Ancora Heidegger. A cosa ci serve pensare alla morte? Serve a dare un limite temporale alle nostre esistenze. L’orizzonte che tutto finirà ci spinge in qualche modo al pensiero, all’azione. A farci domande. A prendere delle decisioni. La morte pone l’uomo nella storia. E la storia ha un punto di svolta nella modernità quando la tecnologia prende il sopravvento. La tecnologia per Heidegger ha reso l’uomo schiavo, un semplice sondo disponibile, una risorsa da sfruttare. È l’uomo che non è più uomo, ma un essere funzionale, strumentale, parte tra le parti in cui tutti è utile a qualcosa. La tecnica è la conseguenza di un uomo che dimentica se stesso, che non può più scegliere ma subisce, che non comprende ma si adegua al nuovo.
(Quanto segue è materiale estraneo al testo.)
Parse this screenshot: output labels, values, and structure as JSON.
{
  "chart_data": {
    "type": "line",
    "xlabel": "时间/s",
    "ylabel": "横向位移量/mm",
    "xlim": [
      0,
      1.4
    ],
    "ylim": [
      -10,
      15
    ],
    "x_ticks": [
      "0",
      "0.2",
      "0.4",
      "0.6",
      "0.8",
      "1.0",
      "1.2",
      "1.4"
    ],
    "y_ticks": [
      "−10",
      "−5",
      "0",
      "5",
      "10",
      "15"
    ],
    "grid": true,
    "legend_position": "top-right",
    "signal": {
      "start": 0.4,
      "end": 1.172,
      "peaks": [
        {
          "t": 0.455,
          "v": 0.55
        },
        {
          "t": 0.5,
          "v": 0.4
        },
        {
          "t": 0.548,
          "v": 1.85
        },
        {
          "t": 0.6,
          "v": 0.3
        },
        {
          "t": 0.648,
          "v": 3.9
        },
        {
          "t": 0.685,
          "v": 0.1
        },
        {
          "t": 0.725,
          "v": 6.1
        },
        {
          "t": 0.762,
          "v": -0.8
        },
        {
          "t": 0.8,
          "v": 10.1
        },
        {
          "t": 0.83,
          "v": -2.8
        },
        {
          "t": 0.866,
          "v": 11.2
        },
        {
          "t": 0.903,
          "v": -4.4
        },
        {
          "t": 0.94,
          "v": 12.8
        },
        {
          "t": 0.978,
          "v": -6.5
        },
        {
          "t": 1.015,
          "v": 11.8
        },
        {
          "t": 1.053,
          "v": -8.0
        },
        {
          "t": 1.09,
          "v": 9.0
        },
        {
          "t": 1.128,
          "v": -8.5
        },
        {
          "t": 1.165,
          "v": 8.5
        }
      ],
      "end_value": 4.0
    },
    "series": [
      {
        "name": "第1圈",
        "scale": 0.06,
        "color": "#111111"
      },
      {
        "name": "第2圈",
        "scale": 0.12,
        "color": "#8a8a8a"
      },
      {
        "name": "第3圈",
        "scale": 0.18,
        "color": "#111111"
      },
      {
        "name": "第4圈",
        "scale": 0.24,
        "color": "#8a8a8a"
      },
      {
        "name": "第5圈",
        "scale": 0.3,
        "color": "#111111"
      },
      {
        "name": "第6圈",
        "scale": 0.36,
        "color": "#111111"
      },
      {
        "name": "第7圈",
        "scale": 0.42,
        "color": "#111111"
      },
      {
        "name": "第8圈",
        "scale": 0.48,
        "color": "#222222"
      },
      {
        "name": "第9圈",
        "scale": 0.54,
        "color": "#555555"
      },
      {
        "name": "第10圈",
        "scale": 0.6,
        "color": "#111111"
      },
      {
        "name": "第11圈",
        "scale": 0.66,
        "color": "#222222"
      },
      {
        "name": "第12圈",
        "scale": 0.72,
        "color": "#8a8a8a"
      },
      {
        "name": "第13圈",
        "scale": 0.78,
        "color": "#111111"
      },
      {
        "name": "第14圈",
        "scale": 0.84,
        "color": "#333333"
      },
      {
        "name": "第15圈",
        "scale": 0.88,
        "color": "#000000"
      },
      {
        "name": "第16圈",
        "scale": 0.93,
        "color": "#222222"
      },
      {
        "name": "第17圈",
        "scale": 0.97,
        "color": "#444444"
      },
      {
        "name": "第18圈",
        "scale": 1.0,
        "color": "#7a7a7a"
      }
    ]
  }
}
È in qualche modo il destino stesso dell’umanità che diventa qualcosa da dominare, calcolare, sfruttare.
Perché quel libro su un tavolino a Mountain View è meraviglioso adesso forse è un po’ più chiaro. Essere e Tempo è un libro complicato e potente. Molti nel Novecento e ancora oggi ci trovano la critica più feroce alla modernità, la matrice della critica alla tecnica, ai suoi strumenti. Ha un centinaio di anni ed è ancora lì a darci letture utili sul nostro mondo, sul nostro essere umani nel mondo (cosa si piò chiedere di più a un libro?). E getta una luce su come potrebbe essere altrimenti: altrimenti il nostro mondo, altrimenti dalla modernità, dalla tecnica-tecnologia; e altrimenti l’umano, l’uomo. Che nell’era della tecnica un po’ si sottomette ad essa un po’ si aspetta la sua potenza, il suo nuovo, con entusiasmo, “let’s go”. Lo stesso entusiasmo che si respira qui, nei corridoi, alle presentazioni degli occhiali intelligenti, degli agenti che ci suggeriscono cosa guardare, cosa mangiare, quanto allenarci, quando riposare, quante proteine ingerire, cosa evitare. Tutto per vivere meglio, vivere di più, vivere scongiurando per sempre il nostro essere finora per la morte. In un mondo calcolato. Dove siamo parametri e dove i parametri diventano il modo in cui viviamo. Numeri. Numeri. C’è ancora spazio per un altrimenti? Ma soprattutto, ha ancora senso cercarlo?